Bitcoin is once again waiting for interest rate cuts like never before.
Now Bitcoin price, like other cryptocurrencies, seems to be strongly dependent on the Fed's interest rate decisions, but also on the overall economic situation in the US — especially the labor market, which affects the long end of the yield curve.
The cryptocurrency market boom coincided with central banks, including the Fed, significantly increasing the money supply in response to lockdowns and the pandemic crisis. The increase in the monetary base through QE, zero interest rates, rampant lending, and government fiscal support created the so-called "everything bull market."

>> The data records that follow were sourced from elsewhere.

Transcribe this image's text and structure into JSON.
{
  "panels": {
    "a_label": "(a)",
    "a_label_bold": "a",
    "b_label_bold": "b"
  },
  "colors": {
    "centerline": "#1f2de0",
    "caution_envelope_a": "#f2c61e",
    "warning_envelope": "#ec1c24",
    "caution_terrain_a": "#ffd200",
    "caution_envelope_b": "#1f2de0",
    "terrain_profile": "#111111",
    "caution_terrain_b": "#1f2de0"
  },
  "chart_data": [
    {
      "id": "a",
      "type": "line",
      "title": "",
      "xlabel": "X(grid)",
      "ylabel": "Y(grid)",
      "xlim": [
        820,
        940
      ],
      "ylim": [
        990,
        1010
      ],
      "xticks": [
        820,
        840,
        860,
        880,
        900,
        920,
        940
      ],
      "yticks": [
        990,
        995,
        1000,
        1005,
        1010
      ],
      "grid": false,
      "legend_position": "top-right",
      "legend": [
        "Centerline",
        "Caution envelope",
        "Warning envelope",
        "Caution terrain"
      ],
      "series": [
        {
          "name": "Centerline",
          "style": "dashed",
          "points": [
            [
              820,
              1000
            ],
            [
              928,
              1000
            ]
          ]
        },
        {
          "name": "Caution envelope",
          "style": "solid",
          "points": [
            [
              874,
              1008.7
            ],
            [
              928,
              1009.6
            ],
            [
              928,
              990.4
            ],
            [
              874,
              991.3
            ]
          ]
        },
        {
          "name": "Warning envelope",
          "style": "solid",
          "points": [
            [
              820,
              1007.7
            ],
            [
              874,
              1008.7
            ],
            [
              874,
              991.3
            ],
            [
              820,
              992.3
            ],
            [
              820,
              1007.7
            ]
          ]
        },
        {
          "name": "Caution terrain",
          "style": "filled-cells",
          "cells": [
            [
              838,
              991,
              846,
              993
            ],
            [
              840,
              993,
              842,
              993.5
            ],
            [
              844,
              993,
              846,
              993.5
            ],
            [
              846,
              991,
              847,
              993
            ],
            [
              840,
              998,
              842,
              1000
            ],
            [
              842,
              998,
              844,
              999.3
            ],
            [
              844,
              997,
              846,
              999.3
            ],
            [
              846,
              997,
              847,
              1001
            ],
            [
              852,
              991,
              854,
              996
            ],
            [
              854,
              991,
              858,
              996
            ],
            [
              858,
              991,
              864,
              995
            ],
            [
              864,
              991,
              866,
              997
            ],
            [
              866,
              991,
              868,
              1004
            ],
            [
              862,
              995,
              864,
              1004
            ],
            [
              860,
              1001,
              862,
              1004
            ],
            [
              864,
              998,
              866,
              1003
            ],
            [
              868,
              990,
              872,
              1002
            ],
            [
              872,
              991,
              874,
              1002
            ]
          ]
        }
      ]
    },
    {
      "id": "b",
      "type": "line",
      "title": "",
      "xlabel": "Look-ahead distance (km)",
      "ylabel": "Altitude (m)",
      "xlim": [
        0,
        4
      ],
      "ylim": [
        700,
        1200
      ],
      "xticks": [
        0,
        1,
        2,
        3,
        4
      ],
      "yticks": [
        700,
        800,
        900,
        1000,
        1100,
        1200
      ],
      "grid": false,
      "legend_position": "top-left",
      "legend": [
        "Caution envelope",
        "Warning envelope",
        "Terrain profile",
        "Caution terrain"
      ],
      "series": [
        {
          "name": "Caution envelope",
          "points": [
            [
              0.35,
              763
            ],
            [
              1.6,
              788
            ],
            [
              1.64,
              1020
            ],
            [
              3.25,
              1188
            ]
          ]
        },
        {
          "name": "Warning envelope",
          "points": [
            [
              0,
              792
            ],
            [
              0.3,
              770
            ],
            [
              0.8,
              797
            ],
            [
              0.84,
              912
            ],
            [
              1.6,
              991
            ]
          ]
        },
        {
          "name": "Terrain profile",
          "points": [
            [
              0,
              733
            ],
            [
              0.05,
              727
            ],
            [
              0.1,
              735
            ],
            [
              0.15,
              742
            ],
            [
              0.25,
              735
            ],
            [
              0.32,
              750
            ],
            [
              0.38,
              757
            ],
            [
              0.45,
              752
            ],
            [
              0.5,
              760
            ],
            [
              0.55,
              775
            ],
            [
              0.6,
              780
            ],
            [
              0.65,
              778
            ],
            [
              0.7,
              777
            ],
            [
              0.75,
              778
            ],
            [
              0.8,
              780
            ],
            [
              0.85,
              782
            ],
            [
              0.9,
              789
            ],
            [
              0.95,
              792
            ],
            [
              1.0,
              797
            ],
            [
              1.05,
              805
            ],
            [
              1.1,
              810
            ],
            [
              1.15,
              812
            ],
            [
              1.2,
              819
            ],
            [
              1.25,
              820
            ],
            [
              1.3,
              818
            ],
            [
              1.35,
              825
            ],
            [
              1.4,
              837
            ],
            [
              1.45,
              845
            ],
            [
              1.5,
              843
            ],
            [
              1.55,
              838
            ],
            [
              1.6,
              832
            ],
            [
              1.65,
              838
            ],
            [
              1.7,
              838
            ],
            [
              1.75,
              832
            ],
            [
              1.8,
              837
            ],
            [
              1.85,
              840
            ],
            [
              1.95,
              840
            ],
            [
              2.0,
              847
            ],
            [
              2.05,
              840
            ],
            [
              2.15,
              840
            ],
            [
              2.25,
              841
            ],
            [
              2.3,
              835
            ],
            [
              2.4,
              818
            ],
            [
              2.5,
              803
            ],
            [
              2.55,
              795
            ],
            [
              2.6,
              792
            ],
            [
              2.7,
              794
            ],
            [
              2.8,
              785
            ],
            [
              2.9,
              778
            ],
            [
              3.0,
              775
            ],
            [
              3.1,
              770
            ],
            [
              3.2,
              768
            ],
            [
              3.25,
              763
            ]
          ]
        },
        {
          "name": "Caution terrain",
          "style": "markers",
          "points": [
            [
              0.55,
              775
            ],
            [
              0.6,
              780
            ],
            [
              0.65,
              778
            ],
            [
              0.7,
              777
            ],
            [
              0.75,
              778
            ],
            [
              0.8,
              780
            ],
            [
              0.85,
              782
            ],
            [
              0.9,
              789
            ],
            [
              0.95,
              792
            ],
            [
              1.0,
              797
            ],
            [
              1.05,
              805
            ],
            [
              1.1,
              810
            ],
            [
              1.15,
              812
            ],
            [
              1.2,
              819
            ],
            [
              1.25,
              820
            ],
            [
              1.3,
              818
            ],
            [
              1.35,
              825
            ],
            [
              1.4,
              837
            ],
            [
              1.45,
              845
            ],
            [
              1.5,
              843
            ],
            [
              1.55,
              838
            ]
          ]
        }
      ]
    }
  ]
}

In recent years, central banks have begun to reduce the monetary base through QT, leading to a decline in reserves and the M0 money supply. However, in the US, the excess liquidity from the pandemic era – reaching USD 2,5 trillion – declined from the fall of 2022 until the summer of 2025. Although this was not a classic form of QE, it seemed to support the private repo market and ease financial conditions, from which the price Bitcoin is highly dependent.
Statistical studies show that over the past three years, easing financial conditions has had a positive impact on the BTC price in 95% of cases. Despite high interest rates, loan installments, and bond yields, financial conditions have been easing—a phenomenon that can be considered a phenomenon of recent decades. Typically, falling interest rates have loosened conditions, while rising interest rates have tightened them.
Today, however, excess liquidity has almost completely disappeared, so market attention is focused on interest rates and yields. From a simple statistical perspective, a decline in these rates could ease financial conditions again, which, once excess liquidity ends, appears to be a key channel for further potential growth in the cryptocurrency market. Since there will be no more money in the system, it must become cheaper. And cheaper money could once again stimulate markets—as a "new workhorse" for the bull market.
Interestingly, the statistical model based on Fed FCI-G index indicates that if financial conditions ease to levels last seen in 2011 or 2024, Bitcoin's price could rise to as much as $180. For such a scenario to materialize, a significant reduction in interest rates and bond yields in the US would be necessary.
Key factors will include data from the US labor market, which is experiencing a cooling down period, inflation data, and above all, the Fed decision scheduled for September 17, along with new macroeconomic projections.